Since email only continues to grow as an important communication tool, how you present yourself professionally and personally through your email communications is worth a review. One of the least thought about email types is the auto-reply. The auto-reply email speaks volumes about someone's personal and business brand.
Auto-reply emails can take many forms: The out-of-office message is one that people use to let friends and colleagues know they are not checking email while on vacation or extended business travel. Companies use auto-replies to confirm online orders or acknowledge customer-support inquiries. For the most part, the following tips can apply to either type and really any email you send:
Related: How to Get Them to Email You Back
Using the auto-reply to express your brand.
Creating an out-of-office message is usually the last thing someone does before turning off the lights for a few days of well-deserved rest and recuperation. “I’m out of the office from 7/8/14 returning on 8/9/14. Contact my manager, John Smythe at firstname.lastname@example.org for immediate assistance.
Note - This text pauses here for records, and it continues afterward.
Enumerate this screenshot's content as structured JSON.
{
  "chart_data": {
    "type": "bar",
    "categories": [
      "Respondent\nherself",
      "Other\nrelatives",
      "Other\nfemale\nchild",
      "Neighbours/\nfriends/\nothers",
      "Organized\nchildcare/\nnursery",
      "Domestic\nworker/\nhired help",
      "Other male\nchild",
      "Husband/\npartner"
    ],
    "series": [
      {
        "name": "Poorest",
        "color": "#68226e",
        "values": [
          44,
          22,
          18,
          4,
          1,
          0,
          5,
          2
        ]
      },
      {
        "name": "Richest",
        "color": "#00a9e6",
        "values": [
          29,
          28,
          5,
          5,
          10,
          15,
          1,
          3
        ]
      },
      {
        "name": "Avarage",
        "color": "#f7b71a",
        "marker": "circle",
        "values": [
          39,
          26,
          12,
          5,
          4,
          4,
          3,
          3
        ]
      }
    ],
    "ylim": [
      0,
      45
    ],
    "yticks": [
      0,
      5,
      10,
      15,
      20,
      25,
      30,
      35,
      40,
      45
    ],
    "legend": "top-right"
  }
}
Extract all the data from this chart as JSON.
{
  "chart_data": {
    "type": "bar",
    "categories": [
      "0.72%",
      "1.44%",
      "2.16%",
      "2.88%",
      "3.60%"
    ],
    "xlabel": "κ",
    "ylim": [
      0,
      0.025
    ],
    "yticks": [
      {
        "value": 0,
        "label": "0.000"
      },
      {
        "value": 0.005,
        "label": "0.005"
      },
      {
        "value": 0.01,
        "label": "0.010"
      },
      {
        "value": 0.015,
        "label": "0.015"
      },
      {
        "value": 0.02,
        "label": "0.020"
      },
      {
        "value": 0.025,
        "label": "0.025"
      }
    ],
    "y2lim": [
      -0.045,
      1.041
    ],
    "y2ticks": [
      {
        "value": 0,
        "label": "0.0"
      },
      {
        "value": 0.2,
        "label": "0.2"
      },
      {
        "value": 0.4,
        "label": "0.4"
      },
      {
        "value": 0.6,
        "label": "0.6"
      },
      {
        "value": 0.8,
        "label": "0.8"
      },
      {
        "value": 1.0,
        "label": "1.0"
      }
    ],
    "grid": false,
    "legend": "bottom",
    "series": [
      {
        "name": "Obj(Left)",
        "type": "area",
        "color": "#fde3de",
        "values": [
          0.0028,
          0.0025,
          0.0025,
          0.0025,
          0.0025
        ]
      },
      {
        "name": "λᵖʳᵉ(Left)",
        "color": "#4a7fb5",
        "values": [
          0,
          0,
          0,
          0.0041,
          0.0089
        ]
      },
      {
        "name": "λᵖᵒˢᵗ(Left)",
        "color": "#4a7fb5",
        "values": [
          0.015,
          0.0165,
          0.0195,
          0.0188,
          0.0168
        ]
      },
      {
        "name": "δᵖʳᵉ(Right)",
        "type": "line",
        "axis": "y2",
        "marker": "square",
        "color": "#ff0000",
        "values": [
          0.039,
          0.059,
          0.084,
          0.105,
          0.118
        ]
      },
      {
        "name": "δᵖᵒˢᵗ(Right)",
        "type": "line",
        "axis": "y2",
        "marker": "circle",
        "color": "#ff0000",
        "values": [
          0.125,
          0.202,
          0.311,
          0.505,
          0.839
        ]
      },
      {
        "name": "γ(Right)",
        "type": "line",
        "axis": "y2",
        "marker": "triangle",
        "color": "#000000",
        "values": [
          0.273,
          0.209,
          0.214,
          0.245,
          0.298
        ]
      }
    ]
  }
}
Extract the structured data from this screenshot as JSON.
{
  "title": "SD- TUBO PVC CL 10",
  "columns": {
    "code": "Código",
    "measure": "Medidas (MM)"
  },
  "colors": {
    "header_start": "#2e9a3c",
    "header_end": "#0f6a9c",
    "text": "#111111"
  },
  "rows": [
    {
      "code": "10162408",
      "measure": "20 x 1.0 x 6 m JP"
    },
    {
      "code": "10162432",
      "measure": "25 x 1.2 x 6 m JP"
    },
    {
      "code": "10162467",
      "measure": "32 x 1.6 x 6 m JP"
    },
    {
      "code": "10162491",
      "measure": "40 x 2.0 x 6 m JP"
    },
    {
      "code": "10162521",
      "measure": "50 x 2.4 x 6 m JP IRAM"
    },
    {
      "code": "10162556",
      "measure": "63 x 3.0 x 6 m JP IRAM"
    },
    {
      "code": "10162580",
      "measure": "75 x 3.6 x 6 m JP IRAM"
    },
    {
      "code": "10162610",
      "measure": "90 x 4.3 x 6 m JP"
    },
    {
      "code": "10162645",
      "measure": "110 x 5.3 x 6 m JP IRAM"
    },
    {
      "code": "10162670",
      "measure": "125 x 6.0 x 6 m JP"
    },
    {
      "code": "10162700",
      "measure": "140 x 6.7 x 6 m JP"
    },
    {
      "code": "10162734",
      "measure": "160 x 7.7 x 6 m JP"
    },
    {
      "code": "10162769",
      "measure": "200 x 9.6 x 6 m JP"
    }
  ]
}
I will respond to your email when I return” is the typical missive tapped on a keyboard before someone dashes out the door.
You can do better than that. While you want to convey that you are out of the office and not checking or responding to emails, that standard message doesn’t set you apart. Whether your personal brand has characteristics such as humor or creativity, you have an opportunity to impart a bit of your distinctive value to email recipients by adding a sentence. Here are some examples:
“While I am away, you might want to peek at my latest blog article on (fascinating topic and link here). I look forward to your thoughts the next time we talk.”
“These few days away will give me the opportunity to brush up on my reading. I’m going to enjoy digging into Stephen King’s latest book. If you've already read it, please don't send any spoilers.”
Not only is your message short and memorable, it also provides a little about you to recipients to remind them of your value and why they do business or share a friendly connection with you. And with a little adjustment, you can add personal notations like these to order confirmations and support acknowledgements. For example, try this:
“Thank you for your order. We’ve summarized it below and are now rushing to get it to you. Our support team is known for excellent customer care so your order is in good hands. It was recently featured in our local newspaper. Here’s a link to the story.”
Keeping it professional.
Whether you opt to add a personal branding touch, keep in mind a few basic dos and don’ts for your auto-replies:
Don’t forget to proofread. Typos, broken links and a poor layout say you hastily sent an auto-reply without any thought for the recipient.
Don’t take shortcuts on the date's format. In the example above, a recipient might interpret it as July 8 to August 9. Europeans may view it as August 7 to September 8.
Consider writing a subject line that invites the recipient to open the message.
Be sure to use noncommittal terms about when you can respond. Unless you plan on responding to every email on the day you return, say you’ll respond after you return instead of when you return. Likewise, the person handling matters in your absence will appreciate not being on the hook for "immediate assistance" instead of just "assistance."
Don’t include your standard signature block of contact information with a mobile number or office number. Your sign-off should include only your name unless you want your voice mail box filled up or your vacation interrupted by calls on your cellphone.
Set up filters and folders to filter out email of less importance. Any gains from a peaceful retreat evaporate when someone returns to a stuffed inbox and the fear of missing an important assignment or message. Instead, create filters so that emails from important people (perhaps a manager, top customers and family) are the ones in your inbox. All other email can be filtered into folders that you can check after you have caught up on important matters.
Use modern mobile email applications that enable you to adjust notifications. If you must be available to an important customer or family member, create a filter so you receive a notification from only that person.
Make sure your auto-reply program is optimized for mobile viewing. A recent study indicates that 72 percent of U.S. Internet users check email on their mobile devices.
Don’t forget to turn off the out-of-office message upon your return if your email service doesn’t let you to set an end date. I find leaving a Post-it note on my computer screen before I head out the door is a helpful reminder for when I return. It also lets those who stop by your desk know you are out.
What tips can you share for using auto-replies to extend your personal or professional brand?